At home other opportunities might have been open to him. In his final years in the Royal Air Force he had worked on developing rescue boats that were to play a vital role during the Battle of Britain picking up airmen who had ditched into the English Channel. It is possible that he might have played a greater role in this capacity during the battle for British airspace in 1940-41. But given Churchill's like of Lawrence - and his appreciation of Lawrence's fame - it is hard to believe that he would have left Lawrence working on such an important, but fundamentally unglamorous project. Could Lawrence have worked at home for the Special Operations Executive, taking on a Maurice Buckmaster-type role? I don't know enough about the Political Warfare Executive to do more than raise that question. But with that thought, one last possibility comes to mind. Might Churchill have theatrically appointed Lawrence the guerrilla leader to lead the preparations to fight the Germans on the beaches and the landing grounds had Hitler invaded in 1940? Perhaps it is here, among the Home Guard - many of them old soldiers of the First World War - that Lawrence would have found his niche. It is, of course, impossible to know for sure.

2 comments:

Anonymous said...

Fascinating, and thanks for taking such time to construct this.

It strikes me that in many ways (save height, where there was a difference of about a foot) the Second World War equivalent of Lawrence would be David Stirling, founder of the SAS. Not least in their impudence to go over others' heads to achieve what they thought was right.

Stirling would have been far too young, I would have thought, to have met Lawrence (he was 21 when TEL died) but are you aware of any evidence that Stirling was directly influenced by him? I'm aware this is slightly outside your sphere of research so please don't go hunting anything that doesn't come immediately to mind.

I suppose one connection is Claude Auchinleck, the c-in-c in the Middle East in WW2 who served in Mesopotamia in WW1 and gave Stirling the permission to form the SAS.

James Barr said...

Unfortunately I know almost nothing about David Stirling. However it is clear that he, and other guerrilla leaders in the Second World War, notably Orde Wingate, can be said to have been Lawrence's "descendants". Both of them benefited from atmosphere encouraged by Auchinleck's predecessor, Archibald Wavell, who, with scant resources at his disposal, encouraged unorthodox approaches to warfare.

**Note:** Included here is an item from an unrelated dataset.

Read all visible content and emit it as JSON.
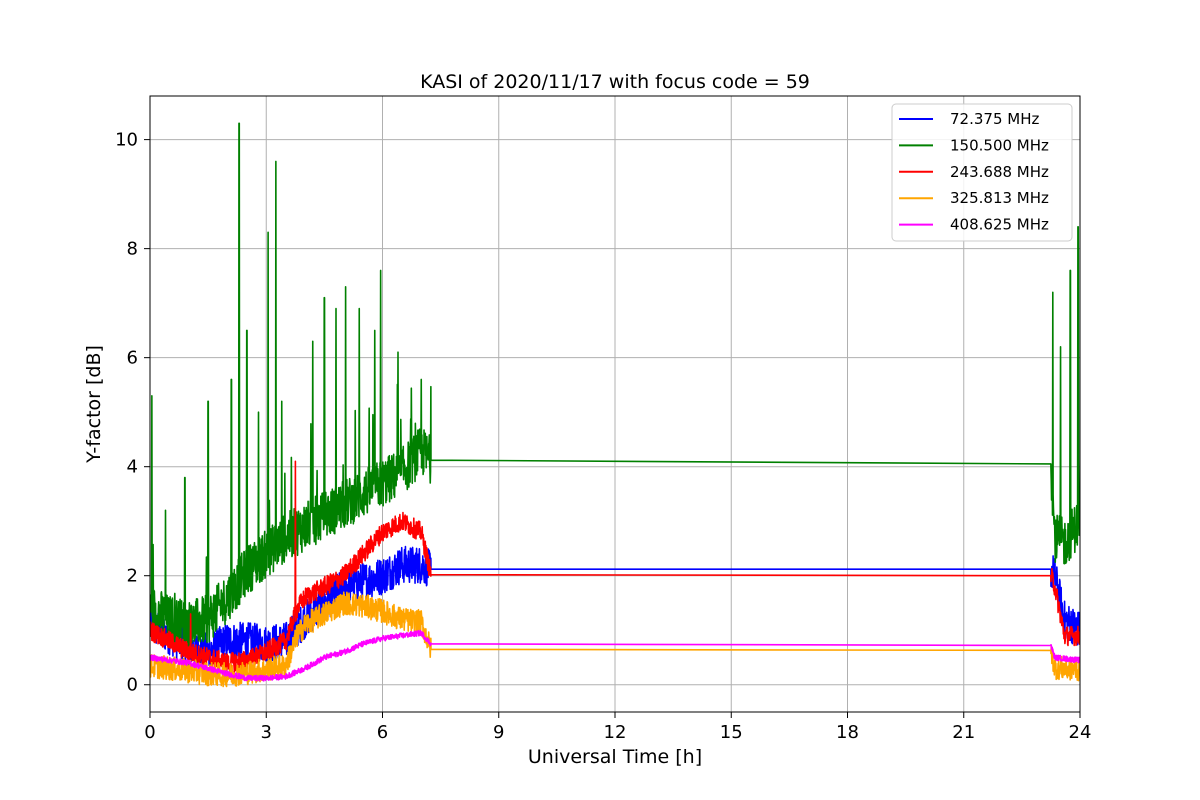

Wavell certainly did appreciate Lawrence: he described himself, in a letter to Lawrence (8 January 1928) as "your most grateful admirer". His transfer, when Churchill became fed up with him, was described by a female member of his staff who knew the Stirling brothers well as "a real blow" because, she said, Wavell was "one of the very few senior soldiers who back young methods of war and enterprises like the Long Range Desert Group and Wingate’s operation in Abyssinia."